Authored by Simon White, Bloomberg macro strategist, as posted at ZeroHedge
The current bounce in equity markets from October continues to outpace historical rallies in bear markets, bolstering the case that the low may be in for this cycle.
It always pays to remember that the path of least resistance for stock markets is up. Bear markets are the exception, not the rule, but they are, as Thomas Hobbes described life without government, “nasty, brutish and short”.
While the current bear market is longer than most, it is still nonetheless a risk for investors wondering whether the current rally is really the beginning of the end of the downturn, or merely the prelude to a nasty sell-off ahead, with new lows plumbed.
No-one knows for sure of course, but the current rally has remained more robust than perhaps most would have expected.

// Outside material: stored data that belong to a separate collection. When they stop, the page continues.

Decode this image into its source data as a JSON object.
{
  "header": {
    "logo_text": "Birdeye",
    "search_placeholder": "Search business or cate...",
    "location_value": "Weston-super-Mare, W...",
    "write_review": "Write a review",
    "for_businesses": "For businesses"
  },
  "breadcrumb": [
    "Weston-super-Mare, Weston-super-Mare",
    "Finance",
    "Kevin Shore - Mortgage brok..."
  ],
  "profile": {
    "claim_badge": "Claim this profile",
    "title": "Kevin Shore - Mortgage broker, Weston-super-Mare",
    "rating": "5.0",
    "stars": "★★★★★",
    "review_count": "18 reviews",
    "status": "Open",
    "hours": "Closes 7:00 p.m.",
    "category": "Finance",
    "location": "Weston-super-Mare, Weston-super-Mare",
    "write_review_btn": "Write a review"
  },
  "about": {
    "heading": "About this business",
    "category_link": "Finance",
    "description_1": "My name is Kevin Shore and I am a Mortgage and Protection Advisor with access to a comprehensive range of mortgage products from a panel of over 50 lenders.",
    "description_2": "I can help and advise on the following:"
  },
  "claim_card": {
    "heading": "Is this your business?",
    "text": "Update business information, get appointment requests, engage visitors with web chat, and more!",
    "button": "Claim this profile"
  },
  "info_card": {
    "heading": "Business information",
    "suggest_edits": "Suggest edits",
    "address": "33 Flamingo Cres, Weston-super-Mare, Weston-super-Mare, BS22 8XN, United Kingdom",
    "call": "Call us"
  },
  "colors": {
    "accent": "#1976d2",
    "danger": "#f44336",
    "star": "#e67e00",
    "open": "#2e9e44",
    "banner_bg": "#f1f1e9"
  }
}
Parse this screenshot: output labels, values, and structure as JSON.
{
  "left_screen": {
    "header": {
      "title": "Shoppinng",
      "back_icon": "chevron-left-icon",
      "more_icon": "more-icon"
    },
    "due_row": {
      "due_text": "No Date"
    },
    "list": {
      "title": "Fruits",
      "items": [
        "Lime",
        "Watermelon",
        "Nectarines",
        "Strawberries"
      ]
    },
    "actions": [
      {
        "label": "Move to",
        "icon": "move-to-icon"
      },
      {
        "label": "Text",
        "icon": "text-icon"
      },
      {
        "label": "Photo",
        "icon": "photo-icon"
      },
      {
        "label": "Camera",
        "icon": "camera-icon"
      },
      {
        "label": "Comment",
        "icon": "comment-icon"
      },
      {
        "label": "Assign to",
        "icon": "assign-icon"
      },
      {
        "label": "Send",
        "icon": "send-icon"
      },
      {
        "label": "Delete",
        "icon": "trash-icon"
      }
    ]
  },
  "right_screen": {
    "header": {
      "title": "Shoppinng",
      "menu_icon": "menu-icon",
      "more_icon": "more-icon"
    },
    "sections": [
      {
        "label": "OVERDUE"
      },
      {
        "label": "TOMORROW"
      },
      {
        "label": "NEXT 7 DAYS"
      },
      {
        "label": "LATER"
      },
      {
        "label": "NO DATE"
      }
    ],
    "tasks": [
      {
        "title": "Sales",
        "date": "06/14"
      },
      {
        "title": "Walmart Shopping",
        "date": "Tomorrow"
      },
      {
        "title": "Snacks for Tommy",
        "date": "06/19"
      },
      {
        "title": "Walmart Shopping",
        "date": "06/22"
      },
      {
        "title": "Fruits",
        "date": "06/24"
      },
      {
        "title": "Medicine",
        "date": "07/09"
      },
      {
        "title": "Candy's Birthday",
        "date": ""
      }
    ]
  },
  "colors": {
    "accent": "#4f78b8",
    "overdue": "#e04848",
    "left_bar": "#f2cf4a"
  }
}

We can see this if we look at the median behavior of the S&P in a bear-market rally (here defined as an at least 15% counter-trend rally within a bear market).
As the chart below shows, the S&P is diverging further away from historical bear-market rallies.
It is even more apparent when we look at the Nasdaq, with the recent AI-catalyzed rally taking the index well above its historical bear-market rally range.
Of course, this is a bit like looking for white swans to prove black ones don’t exist: it would only take one abrupt sell-off to confirm this is a bear-market rally.
A debt-ceiling resolution is one of the biggest short-term risks facing stocks, as the resulting increase in Treasury issuance would wick liquidity out of the system, leaving the equity market vulnerable to potentially sharp downside.
But it would also be remiss not to pay attention to the recent constructive price action, and the increasing right-tail risks from underweight investors and speculators chasing the market higher.
We shouldn’t forget that in addition to the adage that bull markets are born on pessimism, they can also be born on optimism, even if it is misplaced. Price often creates its own reality.